Tıpkı telefonunuza uygulama güncellemesi indirir gibi çamaşır ve kurutma makineniz de güncellemelerle değişen yaşam tarzınıza ayak uyduruyor. 

Akıllı deterjan yönetimi: i-Dos ile her yıkamada doğru ölçü 

Makineyi tamamen doldurunca veya tek parça kıyafeti makineye attığınızda ne kadar deterjan koyacağınızı bilemiyor olabilirsiniz. İşte tam bu noktada i-Dos Deterjan Tarama teknolojisi devreye giriyor. Siemens Home Connect üzerinden şişelerin barkodunu okutup su sertliği ve deterjan yoğunluğunu makineye iletiyor, i-Dos ise her yıkamada doğru miktarı otomatik olarak ayarlıyor. Üstelik Siemens Home Connect uygulaması, deterjan seviyesini takip ederek deterjanınız tükenmeden önce size haber veriyor. Tek yapmanız gereken uygulamayı telefonunuza yüklemek ve çamaşır makinenizi uygulamaya bağlamak. 

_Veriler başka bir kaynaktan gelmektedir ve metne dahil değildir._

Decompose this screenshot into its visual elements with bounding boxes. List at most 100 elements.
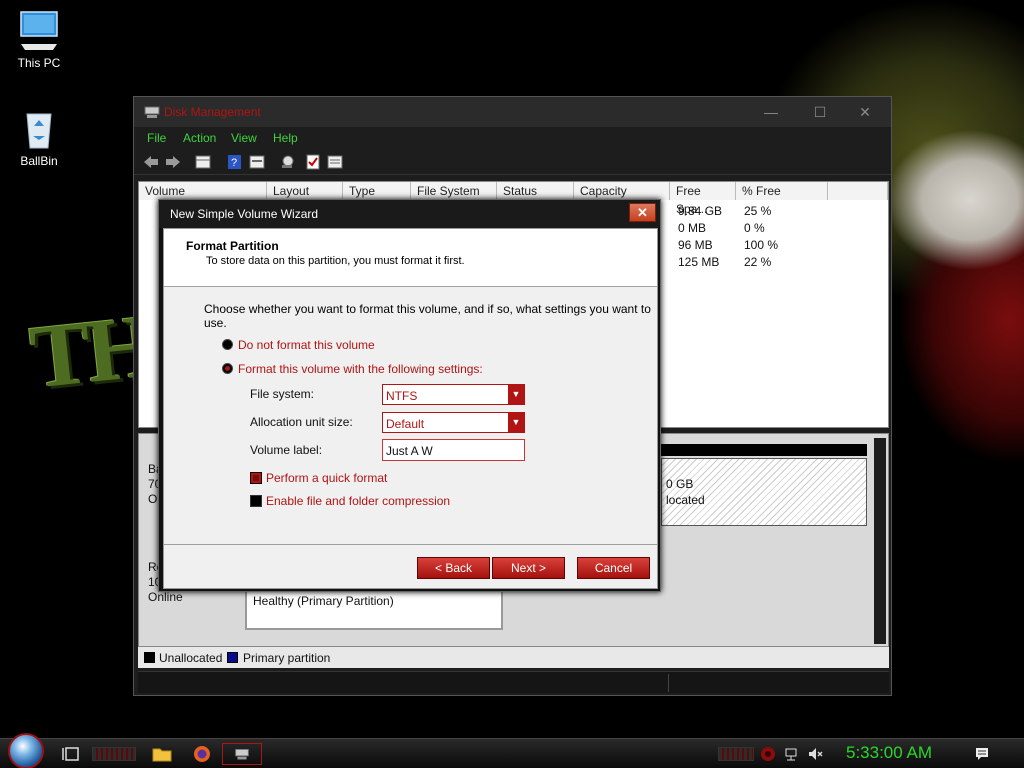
tray-app-icon[interactable] bbox=[760, 746, 776, 762]
task-view-icon[interactable] bbox=[58, 743, 86, 765]
help-icon[interactable]: ? bbox=[226, 154, 244, 170]
allocation-unit-size-value: Default bbox=[386, 417, 425, 431]
column-header-file-system[interactable]: File System bbox=[411, 182, 497, 200]
column-header-layout[interactable]: Layout bbox=[267, 182, 343, 200]
wizard-separator bbox=[164, 544, 657, 545]
chevron-down-icon[interactable]: ▼ bbox=[508, 413, 524, 432]
disk-status: Online bbox=[148, 590, 183, 604]
column-header-volume[interactable]: Volume bbox=[139, 182, 267, 200]
volume-label-input[interactable]: Just A W bbox=[382, 439, 525, 461]
wizard-subheading: To store data on this partition, you mus… bbox=[206, 255, 465, 267]
legend-bar: Unallocated Primary partition bbox=[138, 646, 889, 668]
wizard-close-button[interactable]: ✕ bbox=[629, 203, 656, 222]
wizard-header: Format Partition To store data on this p… bbox=[164, 229, 657, 287]
allocation-unit-size-label: Allocation unit size: bbox=[250, 415, 353, 429]
grid-icon[interactable] bbox=[194, 154, 212, 170]
compression-label[interactable]: Enable file and folder compression bbox=[266, 494, 450, 508]
row-free-space: 9.84 GB bbox=[678, 204, 723, 218]
taskbar-decoration bbox=[92, 747, 136, 761]
status-bar bbox=[138, 671, 889, 693]
list-icon[interactable] bbox=[326, 154, 344, 170]
menu-bar: File Action View Help bbox=[134, 127, 891, 149]
taskbar-decoration bbox=[718, 747, 754, 761]
search-disk-icon[interactable] bbox=[280, 154, 298, 170]
svg-text:?: ? bbox=[231, 157, 237, 169]
taskbar: 5:33:00 AM bbox=[0, 733, 1024, 768]
back-icon[interactable] bbox=[142, 154, 160, 170]
forward-icon[interactable] bbox=[164, 154, 182, 170]
recycle-bin-icon bbox=[26, 113, 52, 149]
compression-checkbox[interactable] bbox=[250, 495, 262, 507]
network-icon[interactable] bbox=[784, 746, 800, 762]
row-percent-free: 100 % bbox=[744, 238, 779, 252]
next-button[interactable]: Next > bbox=[492, 557, 565, 579]
radio-format-volume[interactable] bbox=[222, 363, 233, 374]
unallocated-header-bar bbox=[661, 444, 867, 456]
column-header-empty bbox=[828, 182, 888, 200]
radio-do-not-format[interactable] bbox=[222, 339, 233, 350]
row-percent-free: 25 % bbox=[744, 204, 772, 218]
unallocated-region[interactable]: 0 GB located bbox=[661, 458, 867, 526]
wizard-title: New Simple Volume Wizard bbox=[170, 207, 319, 221]
window-title: Disk Management bbox=[164, 105, 261, 119]
column-header-type[interactable]: Type bbox=[343, 182, 411, 200]
cancel-button[interactable]: Cancel bbox=[577, 557, 650, 579]
wizard-instruction: Choose whether you want to format this v… bbox=[204, 302, 651, 330]
wizard-title-bar[interactable]: New Simple Volume Wizard ✕ bbox=[159, 200, 660, 228]
title-bar[interactable]: Disk Management — ☐ ✕ bbox=[134, 97, 891, 127]
row-free-space: 0 MB bbox=[678, 221, 707, 235]
quick-format-label[interactable]: Perform a quick format bbox=[266, 471, 387, 485]
computer-icon bbox=[20, 11, 58, 50]
taskbar-clock[interactable]: 5:33:00 AM bbox=[846, 743, 932, 763]
properties-icon[interactable] bbox=[248, 154, 266, 170]
check-icon[interactable] bbox=[304, 154, 322, 170]
status-divider bbox=[668, 674, 669, 692]
desktop-icon-ballbin[interactable]: BallBin bbox=[4, 108, 74, 168]
wizard-heading: Format Partition bbox=[186, 239, 279, 253]
minimize-button[interactable]: — bbox=[748, 101, 794, 123]
column-header-percent-free[interactable]: % Free bbox=[736, 182, 828, 200]
column-header-capacity[interactable]: Capacity bbox=[574, 182, 670, 200]
unallocated-label: located bbox=[666, 493, 705, 507]
file-system-value: NTFS bbox=[386, 389, 418, 403]
partition-status: Healthy (Primary Partition) bbox=[253, 594, 394, 608]
start-button[interactable] bbox=[8, 733, 44, 768]
new-simple-volume-wizard: New Simple Volume Wizard ✕ Format Partit… bbox=[158, 199, 661, 592]
unallocated-size: 0 GB bbox=[666, 477, 694, 491]
radio-format-volume-label[interactable]: Format this volume with the following se… bbox=[238, 362, 483, 376]
wizard-body: Format Partition To store data on this p… bbox=[163, 228, 658, 589]
primary-partition-block[interactable]: Healthy (Primary Partition) bbox=[245, 588, 503, 630]
menu-action[interactable]: Action bbox=[183, 131, 216, 145]
maximize-button[interactable]: ☐ bbox=[797, 101, 843, 123]
notification-icon[interactable] bbox=[974, 746, 990, 762]
disk-management-icon[interactable] bbox=[222, 743, 262, 765]
back-button[interactable]: < Back bbox=[417, 557, 490, 579]
menu-view[interactable]: View bbox=[231, 131, 257, 145]
disk-management-icon bbox=[144, 106, 160, 118]
volume-label-value: Just A W bbox=[386, 444, 433, 458]
toolbar: ? bbox=[134, 149, 891, 175]
menu-file[interactable]: File bbox=[147, 131, 166, 145]
close-button[interactable]: ✕ bbox=[842, 101, 888, 123]
legend-label-unallocated: Unallocated bbox=[159, 651, 223, 665]
mute-icon[interactable] bbox=[807, 746, 823, 762]
menu-help[interactable]: Help bbox=[273, 131, 298, 145]
row-free-space: 96 MB bbox=[678, 238, 713, 252]
radio-do-not-format-label[interactable]: Do not format this volume bbox=[238, 338, 375, 352]
file-system-select[interactable]: NTFS ▼ bbox=[382, 384, 525, 405]
desktop-icon-label: This PC bbox=[17, 56, 61, 70]
column-header-status[interactable]: Status bbox=[497, 182, 574, 200]
legend-swatch-primary bbox=[227, 652, 238, 663]
chevron-down-icon[interactable]: ▼ bbox=[508, 385, 524, 404]
row-percent-free: 22 % bbox=[744, 255, 772, 269]
row-percent-free: 0 % bbox=[744, 221, 765, 235]
firefox-icon[interactable] bbox=[188, 743, 216, 765]
legend-swatch-unallocated bbox=[144, 652, 155, 663]
quick-format-checkbox[interactable] bbox=[250, 472, 262, 484]
desktop-icon-this-pc[interactable]: This PC bbox=[4, 10, 74, 70]
desktop-icon-label: BallBin bbox=[20, 154, 58, 168]
file-explorer-icon[interactable] bbox=[148, 743, 176, 765]
allocation-unit-size-select[interactable]: Default ▼ bbox=[382, 412, 525, 433]
vertical-scrollbar[interactable] bbox=[874, 438, 886, 644]
column-header-free-space[interactable]: Free Spa... bbox=[670, 182, 736, 216]
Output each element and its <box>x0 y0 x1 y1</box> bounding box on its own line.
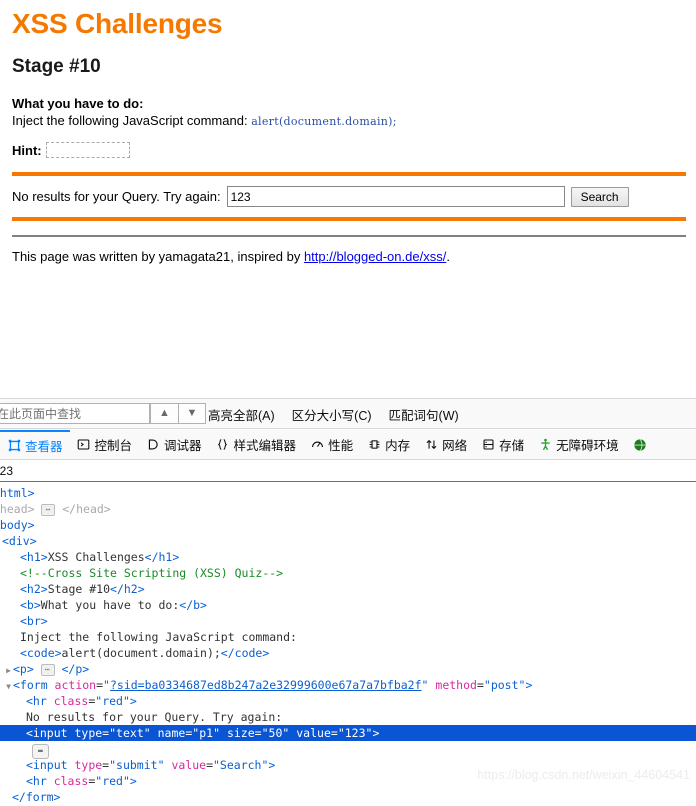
markup-row-head[interactable]: <head> ⋯ </head> <box>0 501 696 517</box>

stainRemoval teknolojisi: Zorlu lekelerle inatlaşmayı unutun 

Çay, yağ, makyaj, çikolata lekeleri… Gün içinde fark etmeden üzerinize bulaşan lekeler artık kâbus olmaktan çıkıyor. Siemens iQ500 çamaşır makinesi ile stainRemoval teknolojisi devreye giriyor. Tek bir dokunuşla çay, yağ, kozmetik veya günlük hayatta karşılaştığınız diğer zor lekeler için özel programları aktif edebilirsiniz. 

Siemens Home Connect uygulaması sayesinde daha fazla leke türünü ve bunlar için geliştirilmiş özel programları keşfetmek de mümkün. Yani sadece “lekeyi çıkar” demekle kalmıyor, sizin için en doğru yıkama programını da otomatik olarak öneriyor. Böylece hem lekelerle uğraşmak zorunda kalmıyor hem de giysilerinizin ömrünü koruyorsunuz. 

Artık çocuğunuza yemek yedirirken dökülen yemek lekeleri, kahve kazaları ya da mutfakta sıçrayan yağ lekeleri sizi endişelendirmiyor. stainRemoval, günlük hayatın getirdiği küçük sürprizlere karşı en güvenilir yardımcınız oluyor. 

Siemens iQ500 çamaşır ve kurutma makineleri, artık sadece kıyafetlerinizi temizleyen makineler değil; size zaman, konfor ve güven veren akıllı iş ortaklarınızdır. Ütüye harcadığınız vakti kendinize ayırın, lekelerle uğraşmayı unutun ve teknolojinin yaşam alanınıza uyumunun keyfini yaşayın.

*Bu yazı Siemens’in katkılarıyla hazırlanmıştır.